"Now, Haughton, you are too stringent," benevolently interposed Mr. Piggott, laying hold of the colonel's arm, and giving it a peculiar pinch. "Here is Dalrymple, with an impression that luck will be upon him tonight, a conviction of it, indeed, and you are afraid of giving him his revenge. It is his turn to win now. As to stakes, he says he has something with him that will do."
Robert drew the cheque from his pocket, and dashed it before Colonel Haughton. "I am prepared to stake this," he said. "Nothing risk, nothing win. Luck must favour me tonight; even Piggott says so, and he knows how bad it has been."
Colonel Haughton ran his spectacles over the cheque. "I see," he said: "it will do. The risking it is your business, not ours."

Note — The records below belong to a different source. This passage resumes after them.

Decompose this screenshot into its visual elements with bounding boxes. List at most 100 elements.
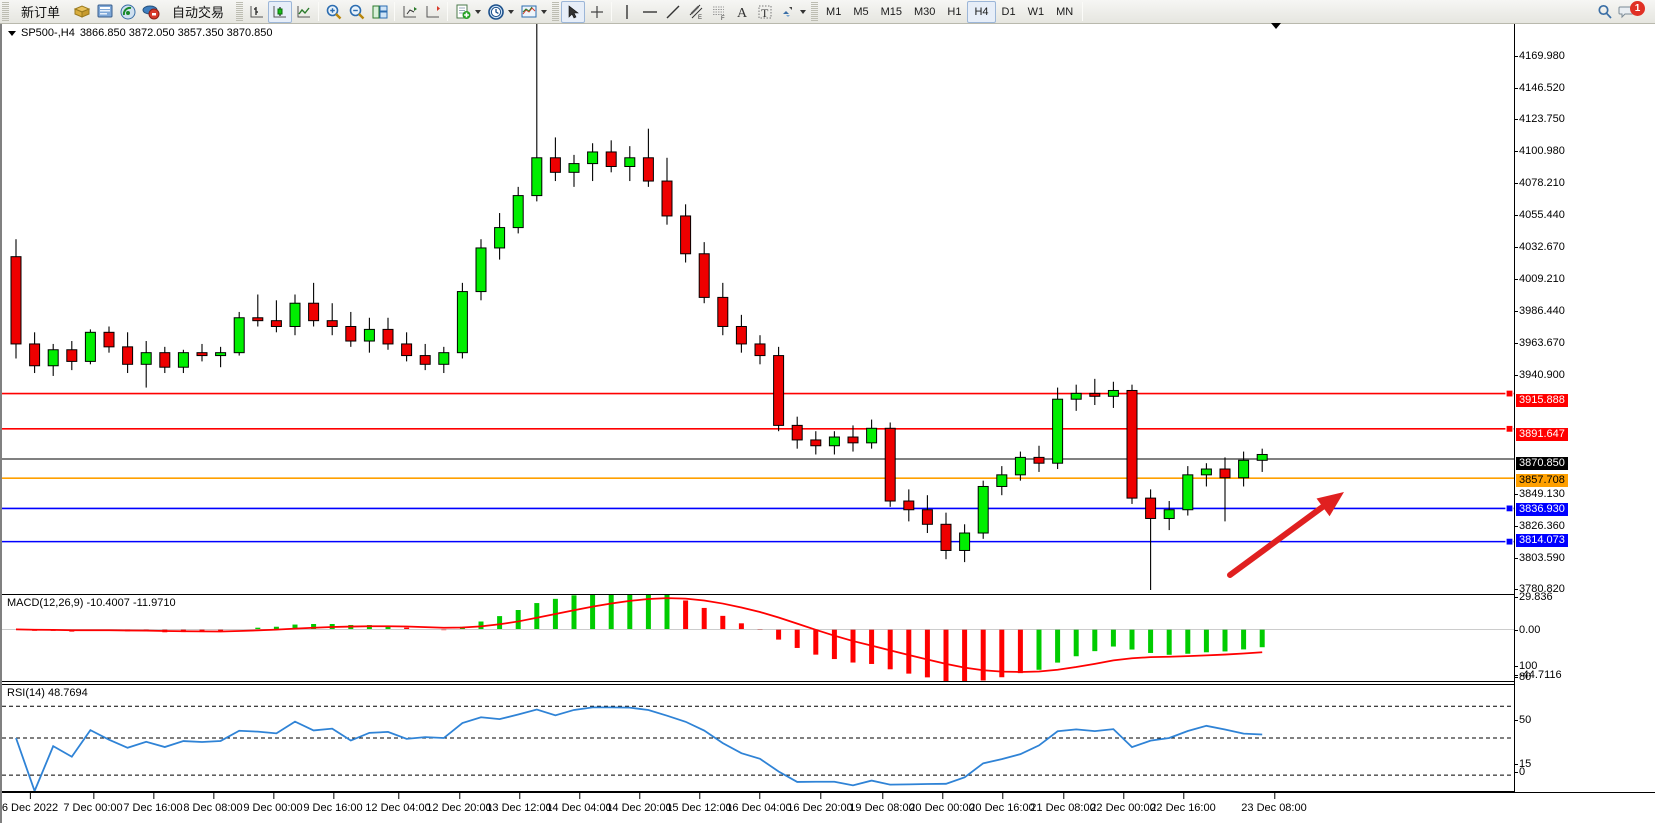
toolbar-grip-3[interactable] [552, 2, 560, 21]
axis-tick-label: 15 [1514, 758, 1532, 770]
svg-text:T: T [761, 6, 769, 20]
toolbar-grip-2[interactable] [236, 2, 244, 21]
price-pane[interactable] [2, 24, 1514, 590]
toolbar-separator-2 [394, 2, 396, 21]
fibonacci-icon[interactable]: F [707, 1, 730, 23]
toolbar-grip-4[interactable] [811, 2, 819, 21]
signal-icon[interactable] [116, 1, 139, 23]
templates-dropdown-caret[interactable] [475, 9, 482, 14]
autotrading-icon[interactable] [139, 1, 162, 23]
axis-tick-label: 3803.590 [1515, 552, 1565, 564]
price-level-badge-blue[interactable]: 3836.930 [1516, 503, 1568, 516]
timeframe-mn[interactable]: MN [1056, 5, 1074, 18]
candlestick-chart-icon[interactable] [268, 0, 293, 23]
chart-window[interactable]: SP500-,H4 3866.850 3872.050 3857.350 387… [0, 23, 1655, 823]
axis-tick-label: 0.00 [1514, 624, 1541, 636]
time-axis[interactable]: 6 Dec 2022 7 Dec 00:00 7 Dec 16:00 8 Dec 08… [2, 792, 1655, 823]
axis-tick-label: -44.7116 [1515, 669, 1562, 681]
time-tick-label: 7 Dec 00:00 [63, 793, 123, 814]
time-tick-label: 16 Dec 04:00 [726, 793, 792, 814]
axis-tick-label: 4146.520 [1515, 82, 1565, 94]
objects-icon[interactable] [517, 1, 540, 23]
axis-tick-label: 4032.670 [1515, 241, 1565, 253]
rsi-label: RSI(14) 48.7694 [7, 687, 88, 699]
timeframe-h1[interactable]: H1 [947, 5, 962, 18]
chart-menu-caret-icon[interactable] [8, 30, 16, 36]
templates-icon[interactable] [451, 1, 474, 23]
time-tick-label: 7 Dec 16:00 [123, 793, 183, 814]
timeframe-m30[interactable]: M30 [914, 5, 936, 18]
shapes-dropdown-caret[interactable] [800, 9, 807, 14]
text-icon[interactable]: A [730, 1, 753, 23]
time-tick-label: 9 Dec 00:00 [243, 793, 303, 814]
data-window-icon[interactable] [398, 1, 421, 23]
timeframe-m15[interactable]: M15 [880, 5, 902, 18]
rsi-pane[interactable]: RSI(14) 48.7694 [2, 684, 1514, 792]
price-level-badge-blue[interactable]: 3814.073 [1516, 534, 1568, 547]
profile-icon[interactable] [70, 1, 93, 23]
time-tick-label: 6 Dec 2022 [2, 793, 58, 814]
toolbar-separator-5 [1082, 2, 1084, 21]
alerts-icon[interactable]: 1 [1616, 0, 1655, 23]
shapes-icon[interactable] [776, 1, 799, 23]
time-tick-label: 22 Dec 16:00 [1150, 793, 1216, 814]
price-level-badge-orange[interactable]: 3857.708 [1516, 474, 1568, 487]
search-icon[interactable] [1593, 1, 1616, 23]
bar-chart-icon[interactable] [245, 1, 268, 23]
toolbar-separator-3 [447, 2, 449, 21]
time-tick-label: 20 Dec 16:00 [969, 793, 1035, 814]
price-level-badge-black[interactable]: 3870.850 [1516, 457, 1568, 470]
period-icon[interactable] [484, 1, 507, 23]
macd-pane[interactable]: MACD(12,26,9) -10.4007 -11.9710 [2, 594, 1514, 682]
autotrading-label: 自动交易 [172, 5, 225, 20]
trendline-icon[interactable] [661, 1, 684, 23]
vline-icon[interactable] [615, 1, 638, 23]
toolbar-separator-1 [318, 2, 320, 21]
notification-badge: 1 [1630, 0, 1645, 16]
svg-text:A: A [737, 6, 748, 21]
time-tick-label: 22 Dec 00:00 [1090, 793, 1156, 814]
autotrading-button[interactable]: 自动交易 [162, 1, 234, 23]
new-order-button[interactable]: 新订单 [11, 1, 70, 23]
chart-scroll-handle[interactable] [1271, 23, 1281, 29]
axis-tick-label: 3849.130 [1515, 488, 1565, 500]
axis-tick-label: 80 [1514, 671, 1532, 683]
indicators-icon[interactable] [421, 1, 444, 23]
zoom-out-icon[interactable] [345, 1, 368, 23]
time-tick-label: 21 Dec 08:00 [1030, 793, 1096, 814]
timeframe-m1[interactable]: M1 [826, 5, 842, 18]
terminal-icon[interactable] [93, 1, 116, 23]
tile-windows-icon[interactable] [368, 1, 391, 23]
time-tick-label: 19 Dec 08:00 [849, 793, 915, 814]
time-tick-label: 14 Dec 20:00 [606, 793, 672, 814]
price-level-badge-red[interactable]: 3915.888 [1516, 394, 1568, 407]
timeframe-d1[interactable]: D1 [1001, 5, 1016, 18]
axis-tick-label: 0 [1514, 766, 1526, 778]
time-tick-label: 9 Dec 16:00 [303, 793, 363, 814]
arrow-annotation[interactable] [1227, 492, 1344, 578]
price-level-badge-red[interactable]: 3891.647 [1516, 428, 1568, 441]
period-dropdown-caret[interactable] [508, 9, 515, 14]
label-icon[interactable]: T [753, 1, 776, 23]
hline-icon[interactable] [638, 1, 661, 23]
cursor-icon[interactable] [561, 0, 586, 23]
axis-tick-label: 4123.750 [1515, 113, 1565, 125]
objects-dropdown-caret[interactable] [541, 9, 548, 14]
time-tick-label: 12 Dec 04:00 [365, 793, 431, 814]
timeframe-w1[interactable]: W1 [1027, 5, 1045, 18]
timeframe-h4[interactable]: H4 [967, 0, 996, 23]
line-chart-icon[interactable] [292, 1, 315, 23]
price-axis[interactable]: 4169.980 4146.520 4123.750 4100.980 4078.210… [1514, 24, 1655, 792]
toolbar-grip[interactable] [2, 2, 9, 21]
equidistant-channel-icon[interactable]: E [684, 1, 707, 23]
zoom-in-icon[interactable] [322, 1, 345, 23]
time-tick-label: 12 Dec 20:00 [426, 793, 492, 814]
axis-tick-label: 4078.210 [1515, 177, 1565, 189]
macd-plot [2, 595, 1514, 681]
time-tick-label: 20 Dec 00:00 [909, 793, 975, 814]
time-tick-label: 15 Dec 12:00 [666, 793, 732, 814]
new-order-label: 新订单 [21, 5, 61, 20]
timeframe-m5[interactable]: M5 [853, 5, 869, 18]
axis-tick-label: 3826.360 [1515, 520, 1565, 532]
crosshair-icon[interactable] [585, 1, 608, 23]
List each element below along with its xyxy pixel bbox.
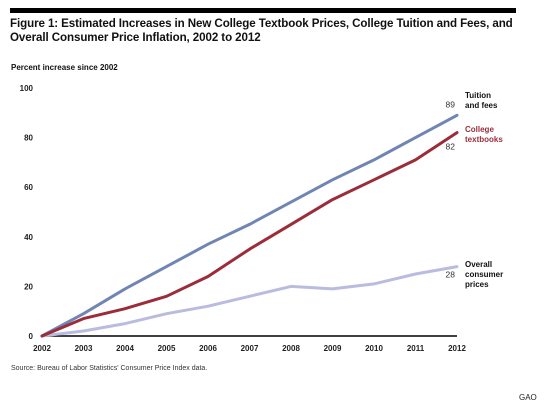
chart-axes: 0 20 40 60 80 100 2002 2003 2004 2005 2006 2007 2008…	[20, 84, 467, 353]
x-tick-label: 2007	[241, 344, 259, 353]
end-value-label: 89	[446, 99, 456, 109]
series-line-college-textbooks	[40, 131, 459, 338]
end-value-label: 82	[446, 142, 456, 152]
x-tick-label: 2002	[33, 344, 51, 353]
chart-labels: 89 82 28 Tuition and fees College textbooks Ove…	[446, 91, 504, 289]
y-tick-label: 0	[29, 332, 34, 341]
series-label: College textbooks	[465, 125, 503, 144]
x-tick-label: 2005	[158, 344, 176, 353]
x-tick-label: 2010	[365, 344, 383, 353]
title-rule	[10, 8, 516, 13]
x-tick-label: 2011	[407, 344, 425, 353]
y-axis-label: Percent increase since 2002	[11, 63, 118, 72]
source-note: Source: Bureau of Labor Statistics' Cons…	[11, 365, 208, 372]
x-tick-label: 2012	[448, 344, 466, 353]
series-line-overall-consumer-prices	[40, 265, 459, 338]
series-label: Overall consumer prices	[465, 260, 503, 289]
y-tick-label: 100	[20, 84, 34, 93]
credit-gao: GAO	[519, 393, 537, 402]
y-tick-label: 40	[24, 233, 33, 242]
y-tick-label: 20	[24, 282, 33, 291]
x-tick-label: 2009	[324, 344, 342, 353]
figure-title: Figure 1: Estimated Increases in New Col…	[10, 17, 513, 44]
end-value-label: 28	[446, 270, 456, 280]
chart-lines	[40, 113, 459, 338]
y-tick-label: 60	[24, 183, 33, 192]
x-tick-label: 2006	[199, 344, 217, 353]
series-line-tuition-and-fees	[40, 113, 459, 338]
series-label: Tuition and fees	[465, 91, 498, 110]
y-tick-label: 80	[24, 134, 33, 143]
x-tick-label: 2008	[282, 344, 300, 353]
x-tick-label: 2003	[75, 344, 93, 353]
x-tick-label: 2004	[116, 344, 134, 353]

"Of course it is mine," answered Robert.
"Then put your signature to it. Here by the side of the other."
It was done, and they sat down to play. "Nothing risk, nothing win," Robert had said; he had better have said, "Nothing risk, nothing lose;" and have acted upon it. A little past midnight, he went staggering out of that house, a doomed man. All was over, all lost. Farmer Lee's money, or the cheque representing it, had passed out of his possession, and he was a criminal. A criminal in the sight of himself, soon to be a criminal in the sight of the world; liable to be arrested and tried at the bar of Justice, a common felon.
He had tasted nothing since he entered, yet he reeled about the pavement as one who is the worse for drink. What was to become of him? Involuntarily the fate his unfortunate uncle Claude had resorted to came across his mind: nay, it had not been away from it. Even in the mad turmoil of that last hour, when the suspense was awful to bear, and hope and dread had fought with each other as a meeting whirlwind, the facts of that dark history had been thrusting themselves forward.

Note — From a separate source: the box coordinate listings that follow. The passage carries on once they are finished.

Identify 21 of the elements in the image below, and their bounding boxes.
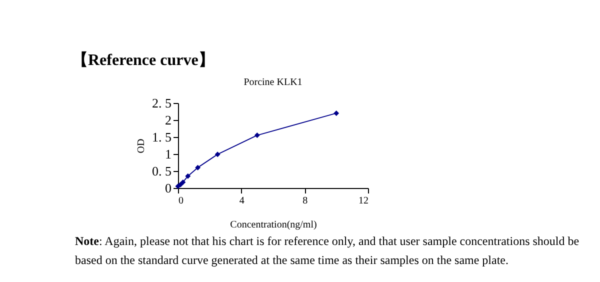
y-tick-label: 0 xyxy=(165,180,172,196)
x-tick-label: 4 xyxy=(239,196,244,206)
text: Note: Again, please not that his chart is for reference only, and that user sample concentrations should be based on the standard curve generated at the same time as their samples on the same plate. xyxy=(75,233,580,269)
point xyxy=(195,164,201,170)
y-tick-label: 2. 5 xyxy=(152,96,172,110)
x-tick-label: 0 xyxy=(178,196,184,206)
point xyxy=(254,132,260,138)
y-tick-label: 0. 5 xyxy=(152,164,172,178)
x-axis-title: Concentration(ng/ml) xyxy=(230,220,317,230)
chart-subtitle: Porcine KLK1 xyxy=(244,77,302,88)
point xyxy=(334,110,340,116)
y-tick-label: 1 xyxy=(165,146,172,162)
point xyxy=(214,152,220,158)
x-tick-label: 12 xyxy=(358,196,368,206)
x-tick-label: 8 xyxy=(302,196,308,206)
chart-title: 【Reference curve】 xyxy=(72,50,214,71)
point xyxy=(180,179,186,185)
point xyxy=(185,173,191,179)
y-axis-title: OD xyxy=(136,138,147,154)
y-tick-label: 2 xyxy=(165,112,172,128)
y-tick-label: 1. 5 xyxy=(152,130,172,144)
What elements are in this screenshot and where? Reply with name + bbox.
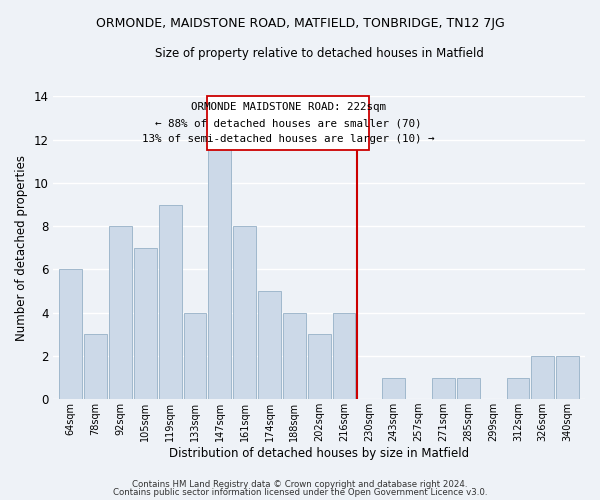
Bar (532, 356, 554, 399)
FancyBboxPatch shape (208, 96, 369, 150)
Bar (134, 248, 157, 399)
Bar (208, 140, 231, 399)
Bar (184, 312, 206, 399)
Bar (109, 226, 132, 399)
Y-axis label: Number of detached properties: Number of detached properties (15, 155, 28, 341)
Bar (457, 378, 479, 399)
X-axis label: Distribution of detached houses by size in Matfield: Distribution of detached houses by size … (169, 447, 469, 460)
Bar (432, 378, 455, 399)
Bar (308, 334, 331, 399)
Bar (258, 291, 281, 399)
Text: ORMONDE, MAIDSTONE ROAD, MATFIELD, TONBRIDGE, TN12 7JG: ORMONDE, MAIDSTONE ROAD, MATFIELD, TONBR… (95, 18, 505, 30)
Text: 13% of semi-detached houses are larger (10) →: 13% of semi-detached houses are larger (… (142, 134, 434, 144)
Text: ← 88% of detached houses are smaller (70): ← 88% of detached houses are smaller (70… (155, 118, 421, 128)
Bar (382, 378, 405, 399)
Bar (233, 226, 256, 399)
Text: ORMONDE MAIDSTONE ROAD: 222sqm: ORMONDE MAIDSTONE ROAD: 222sqm (191, 102, 386, 112)
Text: Contains public sector information licensed under the Open Government Licence v3: Contains public sector information licen… (113, 488, 487, 497)
Bar (283, 312, 306, 399)
Bar (332, 312, 355, 399)
Bar (59, 270, 82, 399)
Bar (506, 378, 529, 399)
Bar (556, 356, 579, 399)
Text: Contains HM Land Registry data © Crown copyright and database right 2024.: Contains HM Land Registry data © Crown c… (132, 480, 468, 489)
Title: Size of property relative to detached houses in Matfield: Size of property relative to detached ho… (155, 48, 484, 60)
Bar (84, 334, 107, 399)
Bar (159, 204, 182, 399)
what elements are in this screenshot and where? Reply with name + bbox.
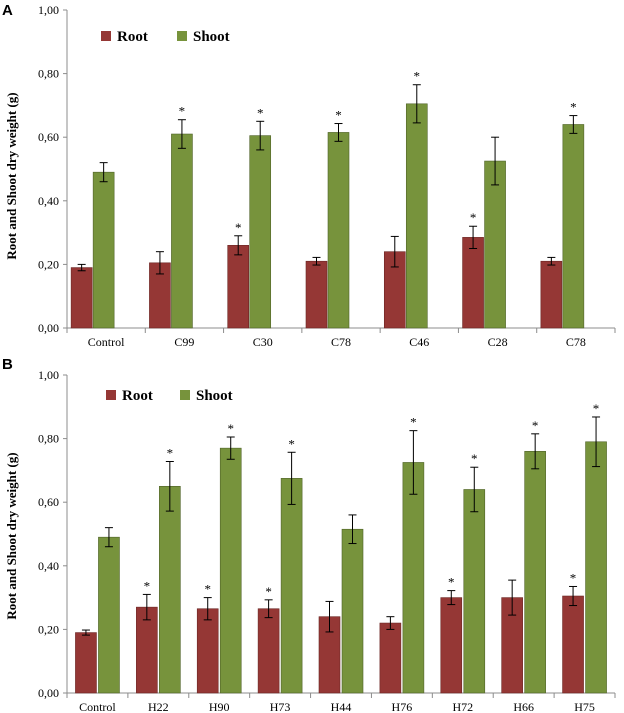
panel-b-significance-shoot: * (593, 401, 600, 416)
panel-b-significance-shoot: * (227, 421, 234, 436)
panel-a-bar-shoot (484, 160, 506, 329)
panel-b-bar-shoot (98, 536, 120, 694)
panel-b-bar-shoot (341, 528, 364, 694)
panel-a-bar-root (540, 260, 563, 329)
panel-b-bar-root (440, 597, 463, 694)
panel-b-y-axis-label: Root and Shoot dry weight (g) (4, 452, 19, 619)
panel-b-bar-shoot (585, 441, 607, 694)
panel-a-bar-root (305, 260, 328, 329)
panel-b-significance-root: * (448, 575, 455, 590)
panel-a-y-tick-label: 0,60 (38, 130, 59, 144)
panel-b-significance-shoot: * (167, 445, 174, 460)
legend-shoot-swatch (177, 31, 187, 41)
panel-a-bar-root (227, 245, 250, 329)
panel-b-significance-shoot: * (471, 451, 478, 466)
panel-b-significance-root: * (204, 582, 211, 597)
legend-root-swatch (106, 390, 116, 400)
panel-b-bar-root (379, 622, 402, 694)
panel-b-x-tick-label: H76 (392, 700, 413, 713)
panel-a-chart: A Root and Shoot dry weight (g) Root Sho… (2, 2, 616, 349)
panel-b-y-tick-label: 0,20 (38, 622, 59, 636)
panel-a-bar-shoot (327, 132, 350, 329)
panel-a-significance-shoot: * (570, 100, 577, 115)
panel-a-y-tick-label: 0,20 (38, 257, 59, 271)
panel-b-bar-shoot (463, 489, 486, 694)
panel-b-significance-root: * (144, 578, 151, 593)
panel-a-significance-root: * (470, 210, 477, 225)
panel-b-chart: B Root and Shoot dry weight (g) Root Sho… (2, 356, 616, 713)
panel-b-significance-shoot: * (288, 436, 295, 451)
panel-a-x-tick-label: C28 (488, 335, 508, 349)
panel-a-legend: Root Shoot (101, 29, 230, 45)
panel-a-x-tick-label: Control (88, 335, 125, 349)
panel-b-bar-shoot (219, 447, 242, 694)
panel-b-bar-shoot (402, 462, 425, 694)
panel-a-significance-shoot: * (414, 69, 421, 84)
panel-a-y-axis-label: Root and Shoot dry weight (g) (4, 92, 19, 259)
legend-root-label: Root (117, 29, 148, 45)
panel-b-bar-root (196, 608, 219, 694)
panel-a-bar-shoot (249, 135, 272, 329)
legend-root-label: Root (122, 388, 153, 404)
panel-b-bar-root (75, 632, 97, 694)
panel-a-bar-shoot (562, 124, 585, 329)
panel-a-bar-shoot (405, 103, 428, 329)
panel-b-x-tick-label: H75 (574, 700, 595, 713)
panel-b-y-tick-label: 1,00 (38, 368, 59, 382)
panel-a-significance-shoot: * (335, 108, 342, 123)
panel-b-legend: Root Shoot (106, 388, 233, 404)
panel-a-x-tick-label: C99 (174, 335, 194, 349)
panel-a-bar-root (462, 237, 484, 329)
panel-b-x-tick-label: Control (79, 700, 116, 713)
panel-b-significance-shoot: * (532, 418, 539, 433)
panel-b-bar-root (257, 608, 280, 694)
legend-shoot-swatch (180, 390, 190, 400)
panel-a-significance-shoot: * (257, 105, 264, 120)
panel-b-bar-shoot (280, 478, 303, 694)
legend-shoot-label: Shoot (196, 388, 233, 404)
panel-a-letter: A (2, 2, 13, 19)
panel-a-bar-shoot (171, 133, 193, 329)
panel-a-y-tick-label: 0,40 (38, 194, 59, 208)
panel-a-bar-root (70, 267, 93, 329)
panel-b-y-tick-label: 0,40 (38, 559, 59, 573)
panel-b-significance-shoot: * (410, 415, 417, 430)
panel-a-x-tick-label: C30 (253, 335, 273, 349)
panel-b-y-tick-label: 0,60 (38, 495, 59, 509)
panel-a-y-tick-label: 0,80 (38, 67, 59, 81)
panel-b-y-tick-label: 0,00 (38, 686, 59, 700)
panel-b-letter: B (2, 356, 13, 373)
panel-a-significance-shoot: * (179, 104, 186, 119)
panel-b-significance-root: * (265, 584, 272, 599)
panel-b-x-tick-label: H66 (513, 700, 534, 713)
legend-root-swatch (101, 31, 111, 41)
panel-a-y-tick-label: 0,00 (38, 321, 59, 335)
panel-b-significance-root: * (570, 570, 577, 585)
panel-b-bar-shoot (159, 485, 181, 694)
panel-b-bar-shoot (524, 451, 546, 694)
panel-a-x-tick-label: C46 (409, 335, 429, 349)
panel-b-y-tick-label: 0,80 (38, 432, 59, 446)
panel-b-bar-root (562, 595, 584, 694)
panel-b-x-tick-label: H90 (209, 700, 230, 713)
panel-a-bar-shoot (92, 171, 115, 329)
legend-shoot-label: Shoot (193, 29, 230, 45)
panel-a-x-tick-label: C78 (566, 335, 586, 349)
panel-b-x-tick-label: H72 (452, 700, 473, 713)
panel-b-x-tick-label: H22 (148, 700, 169, 713)
panel-b-x-tick-label: H73 (270, 700, 291, 713)
panel-a-significance-root: * (235, 220, 242, 235)
panel-b-x-tick-label: H44 (331, 700, 352, 713)
panel-a-y-tick-label: 1,00 (38, 3, 59, 17)
panel-a-x-tick-label: C78 (331, 335, 351, 349)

His face was burning without, and his brain was burning within. It was a remarkably windy night, and he took off his hat and suffered the breeze to blow on his miserable brow. And so he paced the streets, going from home, not to it. Where could he go? he with the brand of crime and shame upon him? He got to Charing Cross, and there he halted, and listened to the different clocks striking one. Should he turn back to South Audley Street? And encounter Reuben, who had tried to save him, and had failed? And go to bed, and wait, with what calmness he might, till the law claimed him? Hardly. Anywhere but home. The breeze was stronger now: it blew from the direction of the water. Robert Dalrymple replaced his hat, pulled it firmly on his head to hide his eyes from the night, and dragged his steps towards Westminster Bridge.
Of all places in the world!—the bridge and the tempting stream!—what evil power impelled him thither?